The aim of the study was to examine the metabolic status in patients with suppressed TSH but values of FT4I and T3 within the reference range (subclinical hyperthyroidism [sH]). Thirteen patients and 13 control persons with nodular goiter were included. The metabolic state was determined by measurements of basal oxygen consumption (VO2), bone mineral density (BMD), and the circadian variation of TSH. Further was the pituitary thyroid axis examined by studying the effect of lowering thyroid hormones by methimazol treatment. The circadian variation of TSH varied from that of normal persons as the night surge was abolished. The basal VO2 was significantly higher and BMD was significantly lower in patients with sH compared to control persons.

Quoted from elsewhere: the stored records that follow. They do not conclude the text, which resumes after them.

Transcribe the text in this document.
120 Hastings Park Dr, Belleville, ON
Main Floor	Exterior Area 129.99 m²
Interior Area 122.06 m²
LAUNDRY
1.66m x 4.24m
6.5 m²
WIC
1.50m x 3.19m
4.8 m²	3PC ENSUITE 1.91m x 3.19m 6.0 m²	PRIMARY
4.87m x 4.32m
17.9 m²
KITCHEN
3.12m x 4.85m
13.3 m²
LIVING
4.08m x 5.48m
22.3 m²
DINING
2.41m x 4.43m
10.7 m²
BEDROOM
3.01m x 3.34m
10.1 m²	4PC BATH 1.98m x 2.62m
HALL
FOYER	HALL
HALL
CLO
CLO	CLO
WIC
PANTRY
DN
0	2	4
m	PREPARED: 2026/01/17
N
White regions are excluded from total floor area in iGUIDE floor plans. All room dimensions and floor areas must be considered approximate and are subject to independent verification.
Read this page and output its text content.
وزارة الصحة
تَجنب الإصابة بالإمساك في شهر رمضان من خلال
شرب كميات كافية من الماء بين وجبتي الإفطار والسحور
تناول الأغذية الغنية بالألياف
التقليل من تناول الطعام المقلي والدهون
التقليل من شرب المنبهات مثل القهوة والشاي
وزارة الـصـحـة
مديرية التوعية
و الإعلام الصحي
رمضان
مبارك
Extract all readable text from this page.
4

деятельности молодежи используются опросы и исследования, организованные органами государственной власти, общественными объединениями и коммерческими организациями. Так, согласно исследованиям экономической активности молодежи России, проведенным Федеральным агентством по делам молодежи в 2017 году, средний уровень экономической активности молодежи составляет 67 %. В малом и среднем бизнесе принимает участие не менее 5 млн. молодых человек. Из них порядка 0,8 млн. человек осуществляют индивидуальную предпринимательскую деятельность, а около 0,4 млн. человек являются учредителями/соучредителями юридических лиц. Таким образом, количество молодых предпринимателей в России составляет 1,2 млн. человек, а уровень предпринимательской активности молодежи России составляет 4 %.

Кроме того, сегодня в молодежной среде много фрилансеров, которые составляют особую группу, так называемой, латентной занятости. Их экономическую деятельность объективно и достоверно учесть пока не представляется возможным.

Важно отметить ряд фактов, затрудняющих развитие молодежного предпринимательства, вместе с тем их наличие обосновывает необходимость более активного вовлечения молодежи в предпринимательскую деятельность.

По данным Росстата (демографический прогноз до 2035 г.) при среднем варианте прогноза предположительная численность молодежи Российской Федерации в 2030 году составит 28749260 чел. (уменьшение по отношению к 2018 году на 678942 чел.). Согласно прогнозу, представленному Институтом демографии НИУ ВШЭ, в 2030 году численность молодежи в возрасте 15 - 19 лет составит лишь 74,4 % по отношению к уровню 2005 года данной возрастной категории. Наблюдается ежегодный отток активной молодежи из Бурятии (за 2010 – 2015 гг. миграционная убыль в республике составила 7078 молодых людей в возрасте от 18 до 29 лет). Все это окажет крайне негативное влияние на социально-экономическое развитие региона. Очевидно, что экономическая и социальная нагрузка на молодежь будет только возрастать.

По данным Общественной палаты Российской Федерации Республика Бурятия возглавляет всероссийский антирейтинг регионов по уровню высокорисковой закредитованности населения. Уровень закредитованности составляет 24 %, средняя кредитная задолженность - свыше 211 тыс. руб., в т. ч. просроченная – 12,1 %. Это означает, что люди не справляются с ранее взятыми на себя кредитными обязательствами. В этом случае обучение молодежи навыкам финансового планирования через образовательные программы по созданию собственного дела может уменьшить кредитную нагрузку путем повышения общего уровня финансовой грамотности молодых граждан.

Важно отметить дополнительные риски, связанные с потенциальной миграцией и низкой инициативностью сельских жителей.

Restoration of TSH by lowering of thyroid hormone concentrations lead to a normalization of VO2 and restoration of the circadian variation of TSH. The preserved pituitary thyroid axis, the abolished circadian TSH variation, the increased VO2, and decreased BMD in patients with suppressed TSH, but peripheral thyroid hormone concentrations within the reference range, indicate a hyper metabolic state, which might reflect either an altered cellular set point or an increased sensitivity towards thyroid hormones in peripheral cells and in the thyrotrope cells.